2nd Mayor of Rangpur
- In office 21 December 2017 – 19 August 2024
- Preceded by: Sharfuddin Ahmed Jhantu
- Succeeded by: Md. Zakir Hossain (as Administrator)

Personal details
- Born: Rangpur, East Pakistan
- Party: Jatiya Party (Ershad)
- Spouse: Jelly Rahman
- Children: Trina; Zarin;
- Alma mater: Carmichael College
- Occupation: Politician, Teacher

= Mostafizur Rahman Mostafa =

Bangladeshi politician

Mostafizur Rahman Mostafa is a Bangladeshi politician, he was the mayor of Rangpur. He was elected as mayor of the Rangpur City Corporation in 2017 city election by defeating Awami League candidate and then sitting mayor Sharfuddin Ahmed Jhantu. He is the president of the Jatiyo Party Rangpur city unit and also a presidium member of Jatiyo Party (Ershad).
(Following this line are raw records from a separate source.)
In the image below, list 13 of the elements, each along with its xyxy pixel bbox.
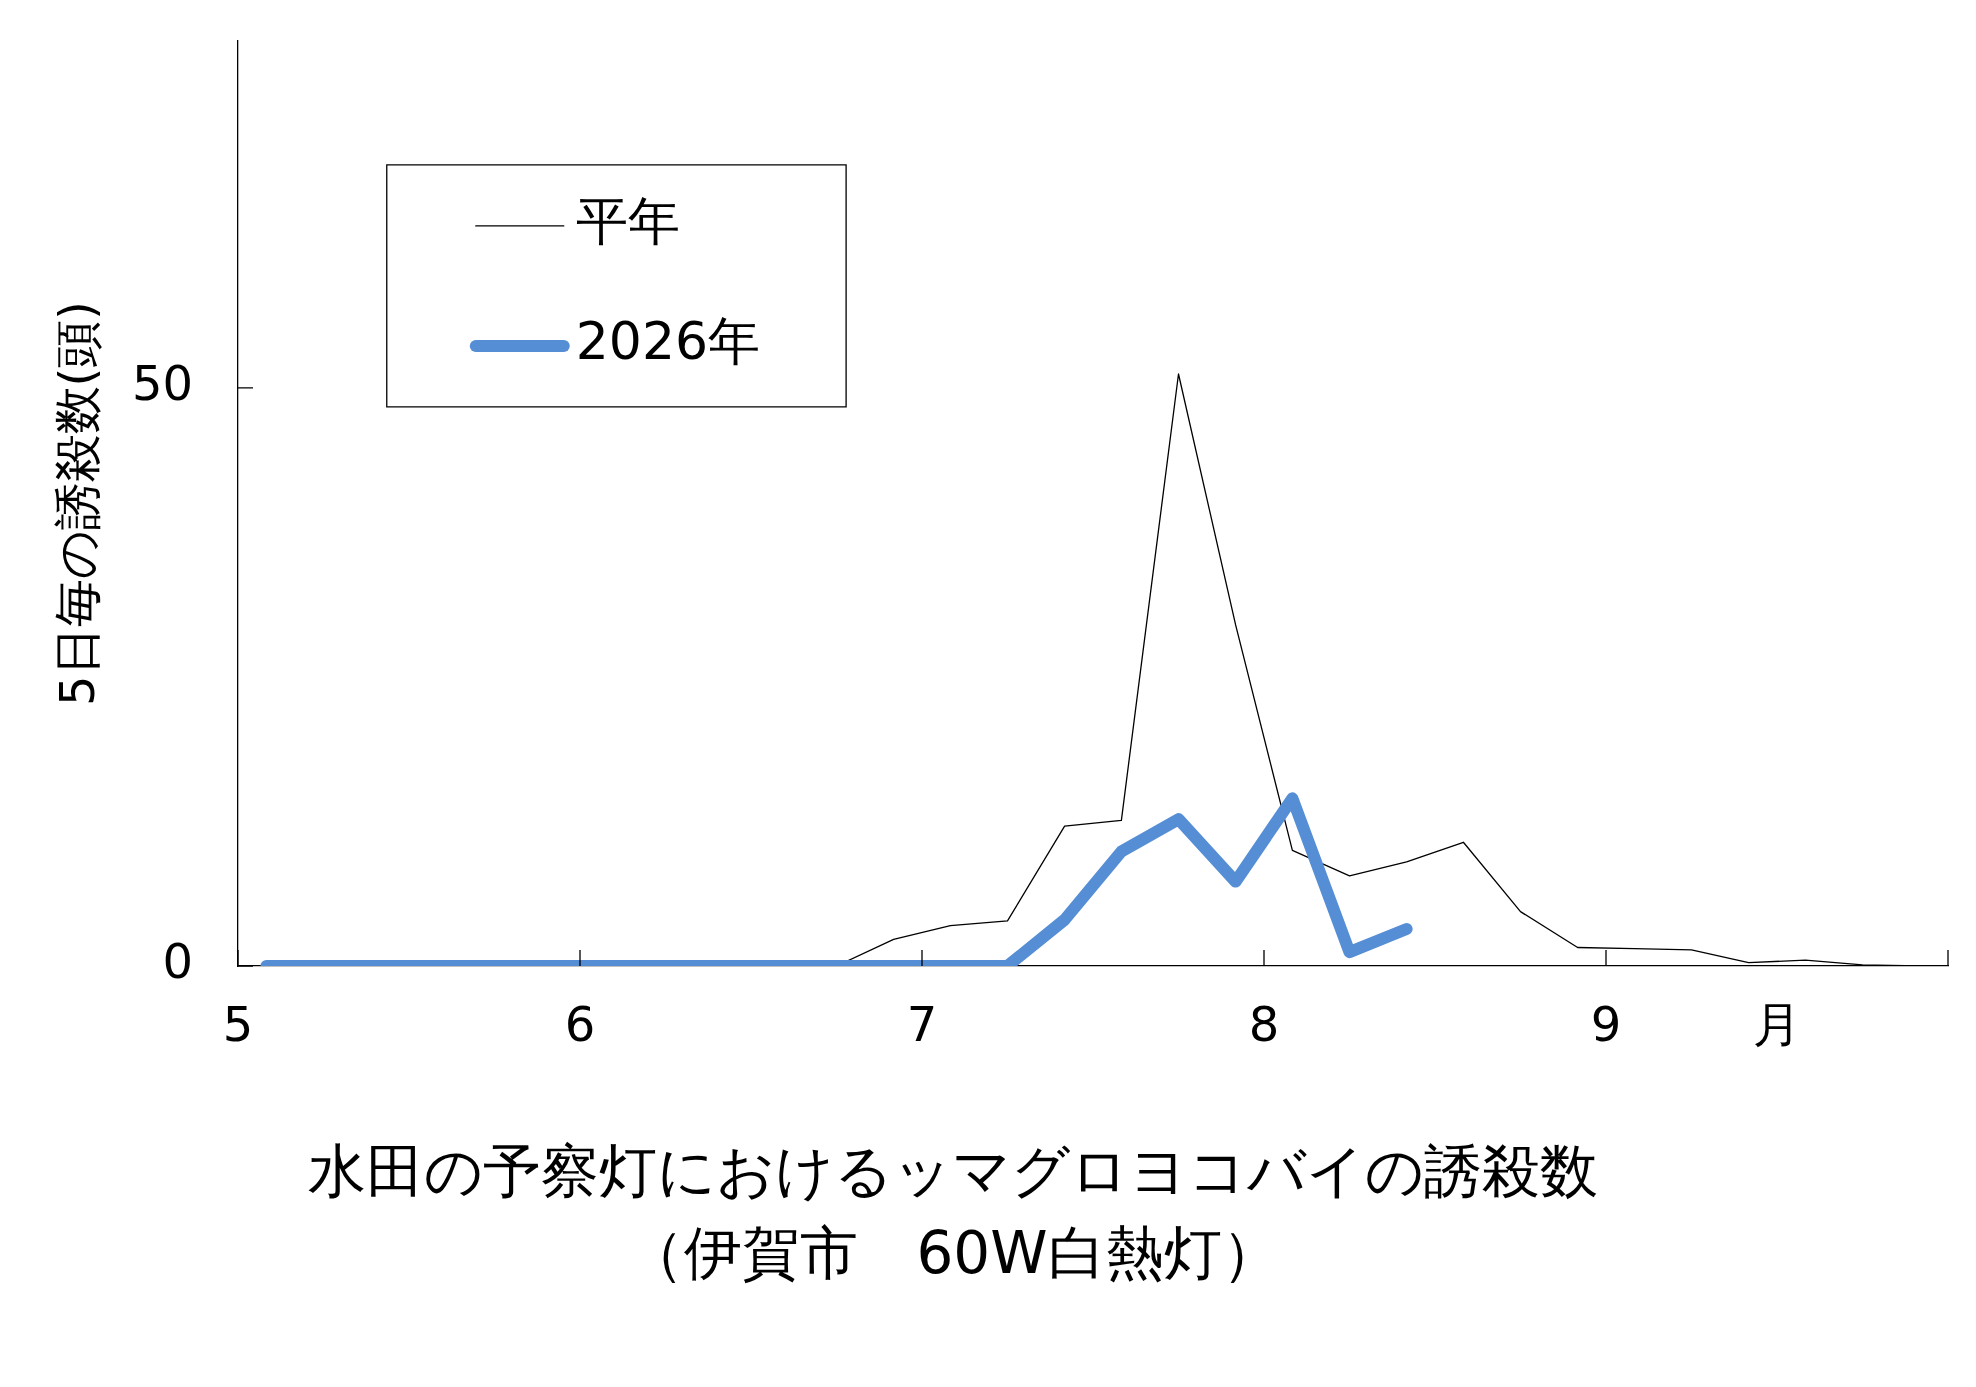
x-tick-label: 5	[222, 996, 254, 1053]
y-tick-label: 0	[162, 933, 193, 990]
y-axis-title: 5日毎の誘殺数(頭)	[49, 301, 106, 706]
y-tick-label: 50	[131, 355, 193, 412]
x-tick-label: 6	[564, 996, 596, 1053]
legend-label: 2026年	[575, 311, 761, 372]
text: 水田の予察灯におけるッマグロヨコバイの誘殺数	[307, 1136, 1599, 1207]
x-tick-label: 7	[906, 996, 938, 1053]
text: （伊賀市 60W白熱灯）	[625, 1218, 1281, 1289]
x-tick-label: 9	[1590, 996, 1622, 1053]
x-tick-label: 8	[1248, 996, 1280, 1053]
legend-label: 平年	[575, 191, 680, 252]
x-axis-title: 月	[1753, 996, 1801, 1053]
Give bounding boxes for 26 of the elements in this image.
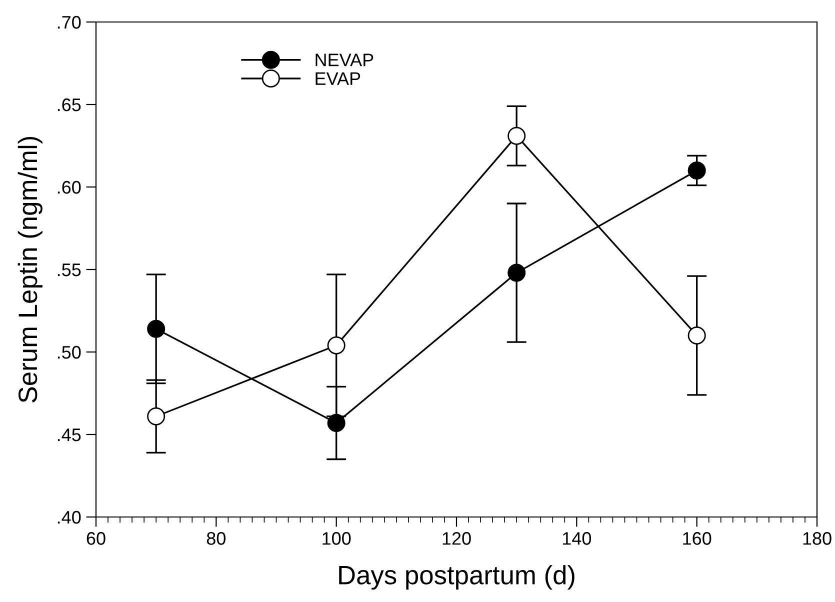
y-tick-label: .40 (58, 510, 81, 524)
legend-label: NEVAP (316, 54, 374, 66)
point (327, 336, 346, 354)
x-tick-label: 160 (683, 532, 712, 545)
x-tick-label: 180 (803, 532, 832, 545)
y-tick-label: .50 (58, 346, 81, 359)
point (688, 326, 706, 345)
point (327, 414, 346, 432)
x-tick-label: 140 (562, 532, 592, 545)
y-tick-label: .70 (58, 16, 81, 29)
x-tick-label: 60 (86, 532, 106, 545)
y-tick-label: .65 (58, 98, 81, 112)
point (508, 264, 526, 282)
y-tick-label: .60 (58, 180, 81, 194)
x-tick-label: 100 (322, 532, 351, 545)
y-tick-label: .45 (58, 428, 81, 442)
x-tick-label: 120 (442, 532, 471, 545)
point (147, 407, 166, 426)
y-axis-title: Serum Leptin (ngm/ml) (18, 136, 42, 402)
x-tick-label: 80 (206, 532, 226, 545)
x-axis-title: Days postpartum (d) (339, 565, 574, 590)
legend-label: EVAP (316, 72, 360, 85)
point (508, 126, 526, 145)
point (147, 320, 166, 338)
point (688, 161, 706, 180)
y-tick-label: .55 (58, 264, 81, 276)
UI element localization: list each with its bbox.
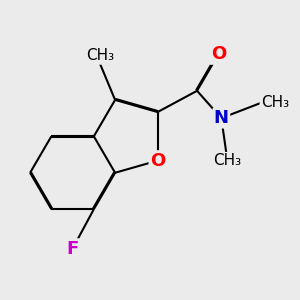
Text: F: F — [67, 240, 79, 258]
Text: CH₃: CH₃ — [213, 153, 242, 168]
Text: O: O — [211, 45, 226, 63]
Text: CH₃: CH₃ — [261, 95, 289, 110]
Text: O: O — [150, 152, 165, 169]
Text: CH₃: CH₃ — [86, 49, 114, 64]
Text: N: N — [214, 109, 229, 127]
Earlier, he also served as Rangpur Jatiya Party (JP) general secretary.

== Early life and education ==
Mostafa completed his BSC from Carmichael College, Rangpur. He started his career as a school teacher.

== Career ==
Before contesting the mayoral election in 2012 as an independent candidate he served as upazila chairman since 2009. In the 2012 mayoral election he got 78,600 votes. In 2017 2nd Rangpur city corporation election he gained ticket from party chairman H M Ershad. In the election, Mostafizar Rahman Mostafa won 160,489 votes with party polls logo 'plough' whereas his nearest rival the Awami League's Sharfuddin Ahmed Jhantu, the outgoing mayor who ran with 'boat' logo, got 62,400 votes. In RpCC elections- 2022, he was re-elected with 146,798 votes.

== Personal life ==
Mostafa is married to Jelly Rahman.He has two daughters named Trina Rahman and Zarin Tasnim Rahman.